Mengikuti jejak ayahnya, Zoroaster masuk menjadi imam sejak usia muda dan tampaknya dilahirkan dalam keluarga yang relatif kaya. Ketika berusia sekitar tiga puluh tahun, Zoroaster mendapatkan sebuah penglihatan ketika sedang melakukan ritual pemurnian.
Di sisi lain tepi sungai, Zoroaster melihat makhluk bercahaya yang memberi isyarat kepadanya. Makhluk itu menyebut dirinya Vohu Manah, yang berarti "Pikiran yang Baik".
Vohu Manah menuntun Zoroaster untuk menemukan Ahura Mazda dan enam makhluk spiritualnya yang disebut Amesha Spentas. Mereka memberitahunya bahwa kepercayaan lama adalah kepalsuan dan Ahura Mazda adalah satu-satunya Tuhan yang benar.
Zoroaster kemudian mulai menyebarkan ajarannya. Ia juga mengembangkannya melalui penglihatan-penglihatan berikutnya dengan bantuan Ahura Mazda.
“Ada perdebatan di antara para ahli tentang kapan Zoroaster menyebarkan ajarannya. Konsensus yang ada adalah bahwa ia hidup antara tahun 1500 dan 1000 SM,” kata Husdon.
Namun, beberapa ahli percaya bahwa Zoroaster adalah orang yang hidup sezaman dengan Cyrus Agung; pendiri Kekaisaran Akhemeniyah. Meskipun berstatus sebagai nabi, Zoroaster sendiri tidak disembah.
Konsep Agama Zoroaster
Berbeda dengan kepercayaan politeisme mitologi Persia kuno, Zoroastrianisme mengakui Ahura Mazda sebagai satu-satunya Tuhan yang benar.
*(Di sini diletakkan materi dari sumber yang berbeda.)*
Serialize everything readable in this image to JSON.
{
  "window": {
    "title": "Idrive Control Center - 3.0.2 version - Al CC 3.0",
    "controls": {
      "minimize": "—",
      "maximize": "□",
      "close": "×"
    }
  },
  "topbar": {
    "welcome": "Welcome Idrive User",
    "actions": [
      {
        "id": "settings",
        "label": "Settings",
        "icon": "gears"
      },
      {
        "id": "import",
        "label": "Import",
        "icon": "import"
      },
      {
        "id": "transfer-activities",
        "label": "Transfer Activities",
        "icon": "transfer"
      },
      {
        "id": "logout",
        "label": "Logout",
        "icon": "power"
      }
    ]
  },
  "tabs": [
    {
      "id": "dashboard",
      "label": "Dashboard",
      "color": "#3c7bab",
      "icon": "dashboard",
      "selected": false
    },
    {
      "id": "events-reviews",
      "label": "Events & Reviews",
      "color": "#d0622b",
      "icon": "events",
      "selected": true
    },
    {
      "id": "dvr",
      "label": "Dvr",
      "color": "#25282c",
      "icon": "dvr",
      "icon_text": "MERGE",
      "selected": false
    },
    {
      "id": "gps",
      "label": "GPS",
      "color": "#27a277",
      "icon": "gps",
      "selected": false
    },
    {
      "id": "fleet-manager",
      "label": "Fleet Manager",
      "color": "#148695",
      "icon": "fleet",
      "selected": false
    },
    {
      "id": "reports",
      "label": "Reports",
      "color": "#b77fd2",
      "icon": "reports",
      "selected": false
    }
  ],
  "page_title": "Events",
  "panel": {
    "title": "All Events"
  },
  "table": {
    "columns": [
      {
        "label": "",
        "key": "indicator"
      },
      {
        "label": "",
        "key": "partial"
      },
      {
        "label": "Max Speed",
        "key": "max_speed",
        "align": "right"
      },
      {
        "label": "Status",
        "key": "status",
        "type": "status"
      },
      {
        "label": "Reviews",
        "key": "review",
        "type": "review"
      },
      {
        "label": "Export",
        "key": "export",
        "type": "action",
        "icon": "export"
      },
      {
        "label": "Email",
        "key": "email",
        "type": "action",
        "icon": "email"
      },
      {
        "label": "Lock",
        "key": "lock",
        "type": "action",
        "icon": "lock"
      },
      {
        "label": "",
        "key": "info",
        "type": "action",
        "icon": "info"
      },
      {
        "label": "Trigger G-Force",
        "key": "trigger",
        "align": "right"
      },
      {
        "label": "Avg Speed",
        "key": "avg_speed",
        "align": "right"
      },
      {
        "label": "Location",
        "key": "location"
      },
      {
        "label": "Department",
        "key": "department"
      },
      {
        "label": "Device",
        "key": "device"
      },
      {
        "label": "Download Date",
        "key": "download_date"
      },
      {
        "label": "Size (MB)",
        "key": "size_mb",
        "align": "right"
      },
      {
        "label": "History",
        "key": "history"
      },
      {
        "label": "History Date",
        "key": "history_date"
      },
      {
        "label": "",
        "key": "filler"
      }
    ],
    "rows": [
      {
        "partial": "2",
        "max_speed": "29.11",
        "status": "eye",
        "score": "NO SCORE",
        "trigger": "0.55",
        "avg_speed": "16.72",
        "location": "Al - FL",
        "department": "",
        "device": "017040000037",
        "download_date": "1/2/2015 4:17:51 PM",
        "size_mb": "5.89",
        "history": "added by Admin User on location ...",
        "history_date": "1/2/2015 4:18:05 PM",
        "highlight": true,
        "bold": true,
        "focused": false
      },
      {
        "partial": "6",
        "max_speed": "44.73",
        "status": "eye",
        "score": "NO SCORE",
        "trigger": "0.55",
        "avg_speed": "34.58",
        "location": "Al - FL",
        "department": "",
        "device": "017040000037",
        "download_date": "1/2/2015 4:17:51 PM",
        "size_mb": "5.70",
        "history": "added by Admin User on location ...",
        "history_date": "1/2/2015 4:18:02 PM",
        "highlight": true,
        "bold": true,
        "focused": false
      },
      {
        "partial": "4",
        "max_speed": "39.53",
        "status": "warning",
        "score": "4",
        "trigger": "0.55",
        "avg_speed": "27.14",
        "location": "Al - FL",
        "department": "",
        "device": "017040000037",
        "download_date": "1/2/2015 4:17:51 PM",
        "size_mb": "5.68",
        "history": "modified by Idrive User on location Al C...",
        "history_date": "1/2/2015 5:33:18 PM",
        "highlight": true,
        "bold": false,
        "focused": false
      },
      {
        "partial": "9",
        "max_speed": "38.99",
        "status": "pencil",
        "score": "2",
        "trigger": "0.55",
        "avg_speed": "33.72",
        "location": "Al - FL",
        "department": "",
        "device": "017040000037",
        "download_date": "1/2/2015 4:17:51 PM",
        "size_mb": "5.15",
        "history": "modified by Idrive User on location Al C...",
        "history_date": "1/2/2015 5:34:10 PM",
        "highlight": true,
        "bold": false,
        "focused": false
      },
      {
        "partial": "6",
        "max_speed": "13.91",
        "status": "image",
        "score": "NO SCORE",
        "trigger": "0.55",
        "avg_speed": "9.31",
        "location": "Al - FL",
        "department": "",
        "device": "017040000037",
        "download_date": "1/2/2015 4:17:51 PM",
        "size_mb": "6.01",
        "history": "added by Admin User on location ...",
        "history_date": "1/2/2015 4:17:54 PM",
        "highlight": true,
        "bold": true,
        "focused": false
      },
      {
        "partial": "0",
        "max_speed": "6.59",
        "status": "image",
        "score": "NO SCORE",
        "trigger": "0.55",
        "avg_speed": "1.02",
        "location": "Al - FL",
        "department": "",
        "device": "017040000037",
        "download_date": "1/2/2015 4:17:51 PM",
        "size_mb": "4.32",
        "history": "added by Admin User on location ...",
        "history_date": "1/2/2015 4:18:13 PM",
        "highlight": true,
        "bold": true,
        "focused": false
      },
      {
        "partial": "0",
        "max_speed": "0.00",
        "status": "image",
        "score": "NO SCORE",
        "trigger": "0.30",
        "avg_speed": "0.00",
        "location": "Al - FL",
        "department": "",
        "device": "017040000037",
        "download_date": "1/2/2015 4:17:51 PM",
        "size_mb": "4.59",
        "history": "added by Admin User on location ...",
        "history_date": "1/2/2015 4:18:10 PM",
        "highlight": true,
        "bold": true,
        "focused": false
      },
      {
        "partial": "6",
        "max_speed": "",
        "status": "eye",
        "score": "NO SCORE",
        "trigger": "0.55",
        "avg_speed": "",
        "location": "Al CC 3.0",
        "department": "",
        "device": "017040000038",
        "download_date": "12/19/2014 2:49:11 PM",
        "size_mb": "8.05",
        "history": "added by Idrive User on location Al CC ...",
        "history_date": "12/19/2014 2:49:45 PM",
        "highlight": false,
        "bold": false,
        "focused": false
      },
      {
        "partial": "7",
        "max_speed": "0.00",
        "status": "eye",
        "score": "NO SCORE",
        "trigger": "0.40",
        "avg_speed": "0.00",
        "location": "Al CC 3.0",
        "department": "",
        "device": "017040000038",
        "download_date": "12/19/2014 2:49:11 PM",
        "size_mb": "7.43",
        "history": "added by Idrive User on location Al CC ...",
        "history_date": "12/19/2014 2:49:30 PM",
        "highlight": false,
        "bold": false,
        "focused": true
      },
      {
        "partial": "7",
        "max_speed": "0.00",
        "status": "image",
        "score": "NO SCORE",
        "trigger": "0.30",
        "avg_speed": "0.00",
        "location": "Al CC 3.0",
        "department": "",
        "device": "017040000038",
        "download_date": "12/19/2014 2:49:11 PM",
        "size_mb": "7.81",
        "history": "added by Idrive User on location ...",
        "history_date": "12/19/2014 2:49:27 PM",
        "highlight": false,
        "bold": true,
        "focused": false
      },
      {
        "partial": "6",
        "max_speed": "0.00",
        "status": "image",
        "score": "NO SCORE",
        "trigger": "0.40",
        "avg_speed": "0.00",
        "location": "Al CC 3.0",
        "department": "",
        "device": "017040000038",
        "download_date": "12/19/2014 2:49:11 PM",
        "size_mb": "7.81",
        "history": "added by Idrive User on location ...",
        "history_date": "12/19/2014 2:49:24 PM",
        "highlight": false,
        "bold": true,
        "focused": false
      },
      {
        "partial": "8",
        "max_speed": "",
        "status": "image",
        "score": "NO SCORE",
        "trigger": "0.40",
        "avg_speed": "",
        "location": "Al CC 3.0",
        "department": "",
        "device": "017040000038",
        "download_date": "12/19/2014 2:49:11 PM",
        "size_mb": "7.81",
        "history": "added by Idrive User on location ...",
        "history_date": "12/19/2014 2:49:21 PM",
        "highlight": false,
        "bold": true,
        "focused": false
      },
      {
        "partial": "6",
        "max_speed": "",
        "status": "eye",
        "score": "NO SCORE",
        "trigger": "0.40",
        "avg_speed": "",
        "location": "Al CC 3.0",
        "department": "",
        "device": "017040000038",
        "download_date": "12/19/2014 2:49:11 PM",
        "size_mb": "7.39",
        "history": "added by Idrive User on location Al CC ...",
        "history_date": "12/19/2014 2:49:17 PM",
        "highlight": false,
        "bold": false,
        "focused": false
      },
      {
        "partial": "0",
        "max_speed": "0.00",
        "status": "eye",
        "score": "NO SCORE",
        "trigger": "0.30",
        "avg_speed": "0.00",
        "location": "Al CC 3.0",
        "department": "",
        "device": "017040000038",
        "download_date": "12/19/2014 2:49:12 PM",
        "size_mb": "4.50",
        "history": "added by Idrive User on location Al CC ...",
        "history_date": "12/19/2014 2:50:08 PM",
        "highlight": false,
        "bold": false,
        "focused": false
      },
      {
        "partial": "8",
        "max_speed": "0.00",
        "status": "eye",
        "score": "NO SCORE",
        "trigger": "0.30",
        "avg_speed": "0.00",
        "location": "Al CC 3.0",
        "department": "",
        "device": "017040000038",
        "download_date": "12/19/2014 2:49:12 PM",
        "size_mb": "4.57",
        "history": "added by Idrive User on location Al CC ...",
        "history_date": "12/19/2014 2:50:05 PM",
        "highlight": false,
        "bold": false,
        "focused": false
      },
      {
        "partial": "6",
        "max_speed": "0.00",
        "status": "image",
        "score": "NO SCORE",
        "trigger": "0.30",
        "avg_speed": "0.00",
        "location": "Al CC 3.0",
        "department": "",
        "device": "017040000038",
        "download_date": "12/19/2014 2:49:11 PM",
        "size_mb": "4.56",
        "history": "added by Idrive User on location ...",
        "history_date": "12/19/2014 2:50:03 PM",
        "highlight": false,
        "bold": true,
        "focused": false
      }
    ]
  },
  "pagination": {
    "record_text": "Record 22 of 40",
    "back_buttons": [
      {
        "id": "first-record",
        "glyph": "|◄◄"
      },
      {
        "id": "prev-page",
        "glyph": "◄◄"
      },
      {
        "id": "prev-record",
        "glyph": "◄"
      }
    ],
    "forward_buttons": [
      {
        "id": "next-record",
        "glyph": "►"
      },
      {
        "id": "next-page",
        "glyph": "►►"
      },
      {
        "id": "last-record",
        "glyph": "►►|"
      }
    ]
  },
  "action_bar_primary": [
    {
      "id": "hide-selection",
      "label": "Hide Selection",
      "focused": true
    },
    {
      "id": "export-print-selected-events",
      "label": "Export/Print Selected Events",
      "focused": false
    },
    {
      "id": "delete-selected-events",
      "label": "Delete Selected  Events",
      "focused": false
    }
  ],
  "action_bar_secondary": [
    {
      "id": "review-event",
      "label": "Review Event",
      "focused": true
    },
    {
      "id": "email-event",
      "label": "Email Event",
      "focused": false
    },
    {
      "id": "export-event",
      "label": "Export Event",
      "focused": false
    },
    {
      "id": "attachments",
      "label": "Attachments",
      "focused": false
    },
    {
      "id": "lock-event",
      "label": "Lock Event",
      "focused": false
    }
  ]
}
Makhluk tertinggi ini diyakini sebagai pencipta alam semesta.
“Dia maha kuasa, maha tahu, dan maha hadir,” kata Husdon. “Ahura Mazda juga dikenal sebagai ‘Tuhan yang Bijaksana’, dan merupakan personifikasi dari segala sesuatu yang adil dan baik.”
Seperti dalam agama Persia kuno, Ahura Mazda ditentang oleh Angra Mainyu, yang merupakan esensi dari kejahatan. Para penganut Zoroaster percaya bahwa Ahura Mazda memberikan kehendak bebas kepada manusia.